A movie log formerly known as Bookishness / By Charles Matthews

"Dazzled by so many and such marvelous inventions, the people of Macondo ... became indignant over the living images that the prosperous merchant Bruno Crespi projected in the theater with the lion-head ticket windows, for a character who had died and was buried in one film and for whose misfortune tears had been shed would reappear alive and transformed into an Arab in the next one. The audience, who had paid two cents apiece to share the difficulties of the actors, would not tolerate that outlandish fraud and they broke up the seats. The mayor, at the urging of Bruno Crespi, explained in a proclamation that the cinema was a machine of illusions that did not merit the emotional outbursts of the audience. With that discouraging explanation many ... decided not to return to the movies, considering that they already had too many troubles of their own to weep over the acted-out misfortunes of imaginary beings."
--Gabriel García Márquez, One Hundred Years of Solitude

Friday, September 15, 2017

Eternal Sunshine of the Spotless Mind (Michel Gondry, 2004)

Jim Carrey and Kate Winslet in Eternal Sunshine of the Spotless Mind
Joel Barish: Jim Carrey
Clementine Kruczynski: Kate Winslet
Patrick: Elijah Wood
Stan: Mark Ruffalo
Mary: Kirsten Dunst
Dr.
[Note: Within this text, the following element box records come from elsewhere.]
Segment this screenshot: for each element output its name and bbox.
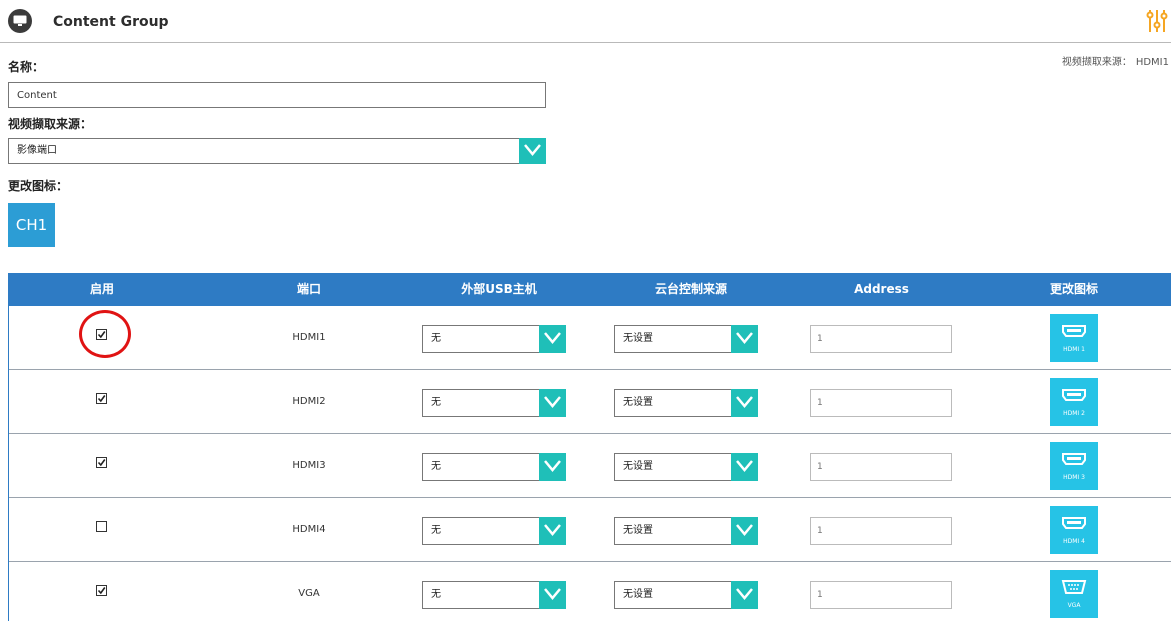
ptz-source-value: 无设置 <box>623 525 653 536</box>
ptz-source-select[interactable]: 无设置 <box>614 453 758 481</box>
port-icon-label: HDMI 4 <box>1063 538 1085 545</box>
ptz-source-select[interactable]: 无设置 <box>614 581 758 609</box>
channel-icon-button[interactable]: CH1 <box>8 203 55 247</box>
port-icon-button[interactable]: HDMI 4 <box>1050 506 1098 554</box>
usb-host-value: 无 <box>431 589 441 600</box>
usb-host-value: 无 <box>431 397 441 408</box>
chevron-down-icon[interactable] <box>731 389 758 417</box>
usb-host-value: 无 <box>431 525 441 536</box>
table-row: VGA 无 无设置 VGA <box>9 562 1171 621</box>
port-icon-label: HDMI 3 <box>1063 474 1085 481</box>
video-source-label: 视频撷取来源： <box>8 117 93 131</box>
ptz-source-value: 无设置 <box>623 461 653 472</box>
table-header: 启用 端口 外部USB主机 云台控制来源 Address 更改图标 <box>9 273 1171 306</box>
chevron-down-icon[interactable] <box>731 325 758 353</box>
monitor-icon <box>8 9 32 33</box>
chevron-down-icon[interactable] <box>539 453 566 481</box>
video-source-info-label: 视频撷取来源： <box>1061 57 1132 68</box>
chevron-down-icon[interactable] <box>539 389 566 417</box>
chevron-down-icon[interactable] <box>519 138 546 164</box>
video-source-info-value: HDMI1 <box>1135 57 1169 68</box>
ptz-source-select[interactable]: 无设置 <box>614 325 758 353</box>
video-source-value: 影像端口 <box>17 145 57 156</box>
enable-checkbox[interactable] <box>96 521 107 532</box>
table-body: HDMI1 无 无设置 HDMI 1 HDMI2 无 无 <box>9 306 1171 621</box>
video-source-select[interactable]: 影像端口 <box>8 138 546 164</box>
usb-host-value: 无 <box>431 461 441 472</box>
port-table: 启用 端口 外部USB主机 云台控制来源 Address 更改图标 HDMI1 … <box>8 273 1171 621</box>
port-name: HDMI2 <box>292 396 326 407</box>
address-input[interactable] <box>810 389 952 417</box>
address-input[interactable] <box>810 325 952 353</box>
port-name: HDMI3 <box>292 460 326 471</box>
ptz-source-value: 无设置 <box>623 397 653 408</box>
usb-host-select[interactable]: 无 <box>422 453 566 481</box>
table-row: HDMI4 无 无设置 HDMI 4 <box>9 498 1171 562</box>
address-input[interactable] <box>810 517 952 545</box>
enable-checkbox[interactable] <box>96 585 107 596</box>
sliders-icon[interactable] <box>1146 8 1168 34</box>
change-icon-label: 更改图标： <box>8 179 69 193</box>
chevron-down-icon[interactable] <box>539 517 566 545</box>
column-header-enable: 启用 <box>89 282 114 296</box>
ptz-source-value: 无设置 <box>623 333 653 344</box>
name-label: 名称： <box>8 60 45 74</box>
table-row: HDMI1 无 无设置 HDMI 1 <box>9 306 1171 370</box>
highlight-circle <box>79 310 131 358</box>
enable-checkbox[interactable] <box>96 457 107 468</box>
port-icon-button[interactable]: HDMI 2 <box>1050 378 1098 426</box>
port-icon-label: HDMI 1 <box>1063 346 1085 353</box>
port-icon-button[interactable]: HDMI 1 <box>1050 314 1098 362</box>
column-header-ptz-source: 云台控制来源 <box>654 282 727 296</box>
chevron-down-icon[interactable] <box>731 581 758 609</box>
app-header: Content Group <box>0 0 1171 43</box>
usb-host-value: 无 <box>431 333 441 344</box>
column-header-usb-host: 外部USB主机 <box>461 282 537 296</box>
usb-host-select[interactable]: 无 <box>422 517 566 545</box>
usb-host-select[interactable]: 无 <box>422 325 566 353</box>
column-header-port: 端口 <box>296 282 321 296</box>
address-input[interactable] <box>810 581 952 609</box>
port-icon-button[interactable]: HDMI 3 <box>1050 442 1098 490</box>
ptz-source-select[interactable]: 无设置 <box>614 389 758 417</box>
name-input[interactable] <box>8 82 546 108</box>
port-name: HDMI4 <box>292 524 326 535</box>
port-icon-label: VGA <box>1067 602 1081 609</box>
enable-checkbox[interactable] <box>96 393 107 404</box>
ptz-source-select[interactable]: 无设置 <box>614 517 758 545</box>
column-header-change-icon: 更改图标 <box>1049 282 1098 296</box>
table-row: HDMI3 无 无设置 HDMI 3 <box>9 434 1171 498</box>
port-name: HDMI1 <box>292 332 326 343</box>
address-input[interactable] <box>810 453 952 481</box>
chevron-down-icon[interactable] <box>731 517 758 545</box>
port-icon-button[interactable]: VGA <box>1050 570 1098 618</box>
chevron-down-icon[interactable] <box>539 581 566 609</box>
column-header-address: Address <box>854 282 909 296</box>
video-source-info: 视频撷取来源： HDMI1 <box>1058 53 1169 68</box>
ptz-source-value: 无设置 <box>623 589 653 600</box>
usb-host-select[interactable]: 无 <box>422 389 566 417</box>
port-icon-label: HDMI 2 <box>1063 410 1085 417</box>
chevron-down-icon[interactable] <box>731 453 758 481</box>
port-name: VGA <box>298 588 320 599</box>
page-title: Content Group <box>53 14 169 30</box>
usb-host-select[interactable]: 无 <box>422 581 566 609</box>
table-row: HDMI2 无 无设置 HDMI 2 <box>9 370 1171 434</box>
chevron-down-icon[interactable] <box>539 325 566 353</box>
Mierzwiak: Tom Wilkinson

Director: Michel Gondry
Screenplay: Charlie Kaufman, Michel Gondry, Pierre Bismuth
Cinematography: Ellen Kuras
Production design: Dan Leigh
Film editing: Valdís Óskarsdóttir
Music: Jon Brion

I have a sneaky feeling that there's less to Eternal Sunshine of the Spotless Mind than meets the eye. That it is nothing more than a romantic drama tricked out with intricate storytelling devices like misleading cuts and deceptive flashbacks and an overlay of sci-fi. The story of the affair of two misfits, the morose Joel Barish and the eccentric Clementine Kruczynski, has been told before. How far, for example, are Joel and Clementine from C.C. Baxter and Fran Kubelik in Billy Wilder's The Apartment (1960)? The course of true love never did run smooth, but Eternal Sunshine doubles down on that premise, putting Joel and Clementine through the bumpy paces twice, leaving us to ponder if Michel Gondry, Charlie Kaufman, et al. are telling us that their mismatched couple were meant to be together no matter what. Did Joel and Clementine split prematurely, rushing into the radical solution of erasing themselves from each other's memories, when instead if they had stuck it out they could have resolved their differences less drastically? No matter, because Eternal Sunshine is so efficiently and originally accomplished that we can overlook the conventional situation that is masked by so much cleverness. It is certainly the peak of Jim Carrey's boom-or-bust career, Kate Winslet demonstrates once again how invaluable she is as an actress, and the supporting cast is made up of top-caliber actors. I suspect that the film owes more to the fertile imagination of Charlie Kaufman, who won an Oscar for it (along with Gondry and Pierre Bismuth), and film editor Valdís Oskarsdóttir than to Gondry's direction -- he has yet to make another film as impressive as this one.